1. An integrated circuit (IC) comprising:

provided a single crystal substrate, comprised of silicon with a first crystal lattice orientation;

a layer of directly bonded silicon (DSB) with a second crystal lattice orientation formed on a top surface of said single crystal substrate;

a region with said first crystal lattice orientation formed in said DSB layer and connecting with said top surface of said single crystal substrate, formed by solid phase epitaxy (SPE);

a region of field oxide formed at a lateral boundary between said region with said first crystal lattice orientation and said region with said second crystal lattice orientation;

a first well of a first electrical type formed in said region with said first crystal lattice orientation by ion implanting a first set of dopants of said first electrical type;

a second well of a second electrical type formed in said regions with said second crystal lattice orientation by ion implanting a second set of dopants of said second electrical type;

a first MOS transistor formed in said first well, further comprising:

a first gate dielectric layer formed on a top surface of said first well;

a first gate formed on a top surface of said first type of gate dielectric layer;

a first set of LDD offset spacers formed on lateral surfaces of said first type of gate;

a first set of LDD regions of said second electrical type formed in said first type of well adjacent to said first type of gate by ion implanting a second set of said second type of dopants;

a first set of gate sidewall spacers formed on lateral surfaces of said first type of LDD offset spacers; and

a first set of SD regions of said second electrical type formed in said first type of well adjacent to said first type of gate sidewall spacers by ion implanting a third set of said second type of dopants;

a second MOS transistor formed in said second well by a process further comprising the steps of:

a second gate dielectric layer formed on a top surface of said second well;

a second gate formed on a top surface of said second type of gate dielectric layer;

a second set of LDD offset spacers formed on lateral surfaces of said second type of gate;

a second set of LDD regions of said first electrical type formed in said second type of well adjacent to said second type of gate by ion implanting a second set of said first type of dopants;

a second set of gate sidewall spacers formed on lateral surfaces of said second type of LDD offset spacers; and

a second set of SD regions of said first electrical type formed in said second type of well adjacent to said second type of gate sidewall spacers by ion implanting a third set of said first type of dopants;

a PMD liner formed on top surfaces of said first type of transistor, said second type of transistor and said field oxide region;

a PMD layer formed on a top surface of said PMD liner; and

contacts formed in said PMD layer and said PMD liner to make electrical connections to said first type of SD regions and said second type of SD regions.

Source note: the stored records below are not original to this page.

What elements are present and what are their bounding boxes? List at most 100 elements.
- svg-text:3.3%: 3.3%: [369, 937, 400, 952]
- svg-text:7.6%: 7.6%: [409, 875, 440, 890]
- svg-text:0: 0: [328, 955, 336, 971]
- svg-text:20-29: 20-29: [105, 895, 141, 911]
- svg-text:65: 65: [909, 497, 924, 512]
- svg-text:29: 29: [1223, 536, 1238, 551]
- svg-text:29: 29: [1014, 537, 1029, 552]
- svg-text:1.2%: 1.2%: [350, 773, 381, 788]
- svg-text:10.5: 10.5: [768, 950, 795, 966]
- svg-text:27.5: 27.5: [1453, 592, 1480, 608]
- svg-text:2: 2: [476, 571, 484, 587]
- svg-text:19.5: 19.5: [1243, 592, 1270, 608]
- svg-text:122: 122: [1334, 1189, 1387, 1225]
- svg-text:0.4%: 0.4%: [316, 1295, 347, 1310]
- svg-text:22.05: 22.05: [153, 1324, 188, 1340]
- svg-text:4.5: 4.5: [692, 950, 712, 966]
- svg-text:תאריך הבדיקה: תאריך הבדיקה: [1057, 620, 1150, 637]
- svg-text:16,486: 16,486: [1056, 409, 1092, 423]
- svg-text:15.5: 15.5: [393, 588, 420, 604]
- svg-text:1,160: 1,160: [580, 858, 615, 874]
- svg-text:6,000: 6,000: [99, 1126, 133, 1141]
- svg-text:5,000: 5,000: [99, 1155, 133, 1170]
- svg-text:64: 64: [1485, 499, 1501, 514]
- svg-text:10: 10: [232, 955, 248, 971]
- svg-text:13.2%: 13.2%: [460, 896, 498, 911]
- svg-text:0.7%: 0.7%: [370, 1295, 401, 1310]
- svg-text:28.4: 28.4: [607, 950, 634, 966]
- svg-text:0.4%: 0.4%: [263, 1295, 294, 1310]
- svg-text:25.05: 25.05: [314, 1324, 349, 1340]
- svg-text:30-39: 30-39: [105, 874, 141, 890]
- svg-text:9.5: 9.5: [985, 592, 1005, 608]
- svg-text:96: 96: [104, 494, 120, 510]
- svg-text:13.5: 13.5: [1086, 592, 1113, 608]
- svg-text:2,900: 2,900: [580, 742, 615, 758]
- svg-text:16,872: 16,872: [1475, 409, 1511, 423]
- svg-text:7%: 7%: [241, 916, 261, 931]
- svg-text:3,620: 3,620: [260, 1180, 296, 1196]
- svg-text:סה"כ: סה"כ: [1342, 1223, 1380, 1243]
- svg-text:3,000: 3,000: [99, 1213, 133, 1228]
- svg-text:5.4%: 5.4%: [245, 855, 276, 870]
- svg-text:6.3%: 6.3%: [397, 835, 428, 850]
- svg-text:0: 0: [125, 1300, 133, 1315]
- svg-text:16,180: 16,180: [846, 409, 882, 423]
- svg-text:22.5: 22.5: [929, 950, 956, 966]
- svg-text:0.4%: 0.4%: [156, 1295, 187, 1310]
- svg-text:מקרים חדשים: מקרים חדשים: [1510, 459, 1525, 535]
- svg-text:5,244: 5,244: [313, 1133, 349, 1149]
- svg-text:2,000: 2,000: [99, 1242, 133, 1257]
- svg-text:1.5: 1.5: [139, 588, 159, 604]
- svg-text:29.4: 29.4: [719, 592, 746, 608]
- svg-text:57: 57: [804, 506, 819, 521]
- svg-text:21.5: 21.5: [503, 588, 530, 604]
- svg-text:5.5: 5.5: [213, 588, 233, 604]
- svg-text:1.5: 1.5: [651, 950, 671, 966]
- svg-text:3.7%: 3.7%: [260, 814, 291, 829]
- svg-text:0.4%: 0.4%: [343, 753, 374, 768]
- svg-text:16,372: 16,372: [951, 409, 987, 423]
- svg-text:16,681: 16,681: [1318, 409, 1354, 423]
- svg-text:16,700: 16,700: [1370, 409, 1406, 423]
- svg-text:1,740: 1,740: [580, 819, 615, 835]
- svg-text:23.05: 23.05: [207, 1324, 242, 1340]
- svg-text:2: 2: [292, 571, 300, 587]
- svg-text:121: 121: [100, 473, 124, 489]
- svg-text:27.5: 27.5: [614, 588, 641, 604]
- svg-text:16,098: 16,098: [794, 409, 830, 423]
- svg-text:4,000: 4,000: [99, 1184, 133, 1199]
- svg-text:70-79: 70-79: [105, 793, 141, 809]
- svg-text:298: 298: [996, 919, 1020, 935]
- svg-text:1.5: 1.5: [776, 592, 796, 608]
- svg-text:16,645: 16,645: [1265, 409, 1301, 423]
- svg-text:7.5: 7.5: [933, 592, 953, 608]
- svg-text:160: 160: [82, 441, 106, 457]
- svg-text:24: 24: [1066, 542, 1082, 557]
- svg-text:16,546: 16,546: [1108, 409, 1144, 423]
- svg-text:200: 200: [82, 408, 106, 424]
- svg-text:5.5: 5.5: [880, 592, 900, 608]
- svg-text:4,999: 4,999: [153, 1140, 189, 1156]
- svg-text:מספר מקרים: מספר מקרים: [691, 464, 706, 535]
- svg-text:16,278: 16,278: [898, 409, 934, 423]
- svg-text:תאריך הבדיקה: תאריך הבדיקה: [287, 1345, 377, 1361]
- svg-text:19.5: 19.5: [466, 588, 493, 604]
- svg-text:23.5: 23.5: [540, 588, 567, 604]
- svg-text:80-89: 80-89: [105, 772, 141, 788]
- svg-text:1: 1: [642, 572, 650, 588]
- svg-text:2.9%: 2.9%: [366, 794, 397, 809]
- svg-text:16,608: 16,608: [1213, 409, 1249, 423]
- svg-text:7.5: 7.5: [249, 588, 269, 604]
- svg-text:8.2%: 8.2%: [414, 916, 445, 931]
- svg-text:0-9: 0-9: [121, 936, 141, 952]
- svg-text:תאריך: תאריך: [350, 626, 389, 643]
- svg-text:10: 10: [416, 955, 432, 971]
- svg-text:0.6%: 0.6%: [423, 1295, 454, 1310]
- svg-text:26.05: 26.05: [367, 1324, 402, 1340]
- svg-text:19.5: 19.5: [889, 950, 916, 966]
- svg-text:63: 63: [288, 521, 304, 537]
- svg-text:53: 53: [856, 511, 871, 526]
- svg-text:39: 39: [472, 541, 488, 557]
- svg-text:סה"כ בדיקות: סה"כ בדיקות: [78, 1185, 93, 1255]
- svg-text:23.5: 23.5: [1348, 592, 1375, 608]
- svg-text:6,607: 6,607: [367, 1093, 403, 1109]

2. The IC of claim 1, in which crystal lattice discontinuities at a lateral boundary between regions defined for said first crystal lattice orientation and regions defined for said second crystal lattice orientation are contained in a zone less then 40 nanometers wide.

3. The IC of claim 1, in which crystal lattice discontinuities at a lateral boundary between regions defined for said first crystal lattice orientation and regions defined for said second crystal lattice orientation are contained in a zone less then 30 nanometers wide.

4. The IC of claim 3, in which:

said first crystal lattice orientation is a (100) orientation;

said second crystal lattice orientation is a (110) orientation;

said first electrical type is p-type;

said second electrical type is n-type;

said first MOS transistor is an n-channel MOS transistor; and

said second MOS transistor is a p-channel MOS transistor.

5. The IC of claim 4, in which a thickness of said DSB layer is between 100 and 250 nanometers.